No Brasil, os tributos sobre consumo representam pouco mais de 16% do PIB, peso maior do que em qualquer país desenvolvido. Na Dinamarca, são 15% do PIB, na França, 11%, e nos Estados Unidos, 4,5%. Em se tratando de tributação de renda, o Brasil é o lanterna na comparação com os países da OCDE. Recolhemos pouco menos de 5% do PIB, contra 12% nos EUA e 10,5% na França.

Chegamos a essa diferença de outros países pela via da desigualdade. O IR no Brasil carrega vários caminhos de isenção e subtributação. Um caso é a isenção sobre investimentos como LCAs e LCIs, instrumentos financeiros que são inacessíveis a pessoas pobres. A progressividade da tabela do IR no Brasil é menor do que em outros países. E também temos o fenômeno da pejotização, que alivia a carga de rendas mais elevadas. No fim, o IR efetivamente pago no país sai de 0% nas rendas baixas, cresce gradualmente até chegar a uma faixa de 11% a 12% (para rendas mensais R$ 13 mil a R$ 52 mil), a partir da qual cai de novo até chegar a 5% entre as rendas mais altas. As contas são do especialista em sistema tributário Sérgio Gobetti, do Ipea.

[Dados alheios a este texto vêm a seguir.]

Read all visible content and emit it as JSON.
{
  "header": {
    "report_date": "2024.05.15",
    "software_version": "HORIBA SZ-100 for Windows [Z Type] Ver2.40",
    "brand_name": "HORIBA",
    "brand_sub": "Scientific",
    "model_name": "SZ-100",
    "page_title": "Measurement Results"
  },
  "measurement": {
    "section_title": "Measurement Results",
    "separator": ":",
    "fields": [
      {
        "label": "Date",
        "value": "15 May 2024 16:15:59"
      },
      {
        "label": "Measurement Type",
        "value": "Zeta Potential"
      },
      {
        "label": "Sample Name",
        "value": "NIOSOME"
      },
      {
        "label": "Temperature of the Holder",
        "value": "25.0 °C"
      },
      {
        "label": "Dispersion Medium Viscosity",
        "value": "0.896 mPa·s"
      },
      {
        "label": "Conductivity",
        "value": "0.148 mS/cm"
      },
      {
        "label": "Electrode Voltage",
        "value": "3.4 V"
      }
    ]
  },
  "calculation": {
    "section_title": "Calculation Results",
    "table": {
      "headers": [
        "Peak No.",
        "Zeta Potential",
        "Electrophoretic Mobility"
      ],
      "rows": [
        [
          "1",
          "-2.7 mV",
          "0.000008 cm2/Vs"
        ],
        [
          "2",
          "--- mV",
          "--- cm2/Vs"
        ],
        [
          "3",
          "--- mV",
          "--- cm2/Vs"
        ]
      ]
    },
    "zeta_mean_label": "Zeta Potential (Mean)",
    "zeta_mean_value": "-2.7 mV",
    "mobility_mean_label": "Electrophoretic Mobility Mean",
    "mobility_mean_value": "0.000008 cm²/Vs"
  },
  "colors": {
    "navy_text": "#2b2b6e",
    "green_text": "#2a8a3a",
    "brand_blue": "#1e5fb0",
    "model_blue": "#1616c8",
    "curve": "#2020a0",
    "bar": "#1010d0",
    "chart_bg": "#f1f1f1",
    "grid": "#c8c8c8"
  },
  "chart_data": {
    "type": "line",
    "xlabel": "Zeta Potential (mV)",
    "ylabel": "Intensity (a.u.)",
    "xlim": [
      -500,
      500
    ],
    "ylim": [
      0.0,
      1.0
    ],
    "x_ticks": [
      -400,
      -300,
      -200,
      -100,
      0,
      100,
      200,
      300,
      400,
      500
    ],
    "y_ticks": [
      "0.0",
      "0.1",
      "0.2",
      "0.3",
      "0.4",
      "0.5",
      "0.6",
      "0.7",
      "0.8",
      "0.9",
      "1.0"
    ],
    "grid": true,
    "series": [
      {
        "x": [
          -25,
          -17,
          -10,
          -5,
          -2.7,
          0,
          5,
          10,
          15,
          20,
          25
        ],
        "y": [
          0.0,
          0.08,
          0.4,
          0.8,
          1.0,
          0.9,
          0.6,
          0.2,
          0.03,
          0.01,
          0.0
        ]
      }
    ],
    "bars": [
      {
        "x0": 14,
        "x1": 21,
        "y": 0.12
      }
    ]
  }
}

O sistema tributário no Brasil é tão caótico que até acabar com a isenção de impostos da cesta básica pode ajudar a reduzir a desigualdade. Parece impossível, mas ao longo do tempo entrou tanta coisa no conceito da cesta básica (caviar é o caso mais bizarro) que o benefício fiscal final é maior para pessoas mais ricas do que para os mais pobres.

Ao mesmo tempo, a tributação excessiva sobre o consumo tornou o conceito de "supérfluo" fora da realidade. O Estado no Brasil nos diz o que precisamos ou não - um exemplo dos mais curiosos é que o IPI de perfumes é de 42% e o de água de colônia, 12%. Os mais pobres não deveriam usar perfume (supérfluo) e sim água de colônia. Como qualquer consultora da Avon sabe, as pessoas pagam o preço do perfume, não importa a renda, e assim criamos desigualdade.

O fato de as três propostas de reforma tributária (Câmara, Senado e agora do governo) tocarem em pontos que tornariam o sistema menos regressivo é animador. Vai haver bastante resistência, principalmente em temas que afetem grupos que hoje são beneficiados. Advogados não vão gostar de ter de sair do Simples. Assim como prestadores de serviço não vão gostar de dividir o ônus de forma mais equânime com a indústria. Quem paga pelo sistema de saúde privada não vai gostar de perder sua dedução. Quem recebe herança não vai gostar de pagar mais do que 8% de ITCMD.

Não estou falando aqui de planos amalucados de imposto sobre grandes fortunas ou Imposto de Renda de 70% sobre os milionários. Isso não funciona porque tem o efeito colateral de desestimular o empreendedorismo e a inovação. Mas temos que ter certeza de que a causa da riqueza (e da desigualdade) vem disso, e não da influência sobre quem faz as políticas públicas.